Toda terça feira é dia do carro de lixo passar para recolher os restos das casas. Dentro delas, das casas, é retirado da lixeira dos banheiros: papel higiênico sujo, escova antiga, tufo de cabelo do ralo do banheiro, insetos mortos, incluindo barata esmagada com algo verde estourado pelo pé e limpado com papel higiênico, etc. Do lixo do quarto: diversos papéis, absorventes usados, camisinha usada, bastonetes recheados de cera, pilhas antigas, bateria de celular, pacotes de doces abertos, algumas formigas, escarros cuspidos, etc. E em fim, no lixo da cozinha, na menor lixeira, de duas que há na cozinha: restos de comida, restos de comida que foi a boca, mastigada, triturada e depois cuspida ao lixo, outras baratas esmagas, cuspe com catarro e sangue, pois não é bom cuspir na pia, ainda mais quando a saliva é acompanhada de sangue, pra isso o lixo do lado da pia facilitando. Restos de comida desperdiçada no preparo da comida, papel amassado, pedaços de vidro, uma lata de cerveja amassada, um saco de pipoca de microondas, resto de pão com manteiga e queijo que antes foi derretido e agora fede, etc. No outro lixo da cozinha, o grande, tem uma embalagem de pizza média (R$ 23,00) com restos das bordas desperdiçadas, um saco com o lixo de ontem da lixeira menor com outros diversos desperdícios e lixos da vida moderna, um saco plástico com arroz desperdiçado, arroz que ficou 15 dias na geladeira, coca-cola pet de dois litros vazia, mais vidros de copo quebrado e outros. Isso tudo misturado aos outros lixos, pois esta é a maior lixeira da casa: a grande lixeira da cozinha. A que serve de saco de presentes para o carro de lixo.

Às 8 da noite é posto o lixo na porta da casa.

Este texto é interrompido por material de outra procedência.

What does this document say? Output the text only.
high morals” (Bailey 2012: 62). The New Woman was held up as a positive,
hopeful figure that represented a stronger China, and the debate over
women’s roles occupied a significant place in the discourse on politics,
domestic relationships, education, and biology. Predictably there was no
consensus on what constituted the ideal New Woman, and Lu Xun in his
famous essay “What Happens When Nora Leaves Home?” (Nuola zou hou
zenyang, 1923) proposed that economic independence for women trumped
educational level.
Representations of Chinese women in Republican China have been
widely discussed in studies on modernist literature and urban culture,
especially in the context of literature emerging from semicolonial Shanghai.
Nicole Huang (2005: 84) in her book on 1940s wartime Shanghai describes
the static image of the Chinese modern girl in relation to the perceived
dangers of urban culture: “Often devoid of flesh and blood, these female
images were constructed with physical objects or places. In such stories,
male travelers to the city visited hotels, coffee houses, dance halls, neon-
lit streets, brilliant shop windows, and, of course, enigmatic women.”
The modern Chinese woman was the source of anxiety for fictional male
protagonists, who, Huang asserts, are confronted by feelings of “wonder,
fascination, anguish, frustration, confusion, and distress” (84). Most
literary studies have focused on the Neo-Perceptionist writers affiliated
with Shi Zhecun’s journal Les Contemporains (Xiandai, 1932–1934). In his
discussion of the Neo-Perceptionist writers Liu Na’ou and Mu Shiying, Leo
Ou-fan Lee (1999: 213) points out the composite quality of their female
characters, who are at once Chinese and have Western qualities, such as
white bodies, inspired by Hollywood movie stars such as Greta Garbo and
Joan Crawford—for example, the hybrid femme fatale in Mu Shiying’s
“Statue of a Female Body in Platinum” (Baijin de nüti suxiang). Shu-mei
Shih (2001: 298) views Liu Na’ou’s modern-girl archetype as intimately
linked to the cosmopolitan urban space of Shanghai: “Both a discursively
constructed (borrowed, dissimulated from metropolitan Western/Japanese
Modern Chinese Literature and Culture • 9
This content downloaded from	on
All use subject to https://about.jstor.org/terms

Toda madrugada de quarta feira, antes do caminhão de lixo passar, um urubu, daqueles que a gente não vê (pois urubu de madrugada só assim, escrito) pousa na intenção do saco de lixo que foi posto na porta de casa. No muro, espia, tenta sentir o cheiro de carniça, mas desta vez nada, nada de carne estragada. Desce perto do saco, com a pata, espia e sente. Nada de carniça. Antes que alguém o veja, alça vôo. Logo em seguida, nada besta, um gato sai da escuridão de uma telha vizinha, pula na rua, sem miar, silencioso. Começa a cheirar o lixo. De vez em quando, não sei se por carência ou por loucura, lambe o saco de lixo. Chegam mais dois gatos. Eles miam, parecem conversar, um deles caga na calçada da casa onde está o lixo. Eles sobem rapidamente no muro e somem na escuridão dum outro telhado. Logo em seguida, vem o sapo. Ele pula, pula. Caminha de quatro com pernas de sapo. Nem liga para o lixo, joga-se no esgoto que flui banhando seu corpo, deliciosamente. E observa. No inicio da rua, três cachorros machos, vira-latas, vêm. Da esquina até a casa onde está o lixo ouvem-se os latidos dos outros cachorros que estão nas garagens e quintais dos seus donos. Os vira-latas nem latem, mexem com um a um dos lixos que estão na rua. Até chegaram ao lixo que foi posto na porta da casa. Ele cheira e nada. Um deles sorri. Sim, incrivelmente eles sorriem quando não tem a presença humana. Outro, do grupo, cheira o lixo com mais atenção e identifica as bordas da pizza, mas antes que ele lata para os companheiros, uma cadela passa na esquina. Os três sentem o cheiro de cio ao longe, espiam e de vez vão sorridentes.

Dez minutos depois, um homem, que está com um saco já cheio de sobras e restos, mexe no lixo que está à frente da casa. Ele, sabiamente, em pouco tempo, acha as bordas desperdiçadas da pizza. Encontra também um short de marca, rasgado e com várias costuras antigas de outros rasgões. Ele, feliz com os achados, come duas bordas duma só vez. Antes que siga, vê o sapo na poça. Ele, com os olhos esbugalhados para o sapo, com perspicácia, o pega com as mãos. O homem, com força com fome sem pena, lixo, humano, aperta o sapo até a morte e segue, salivando a refeição.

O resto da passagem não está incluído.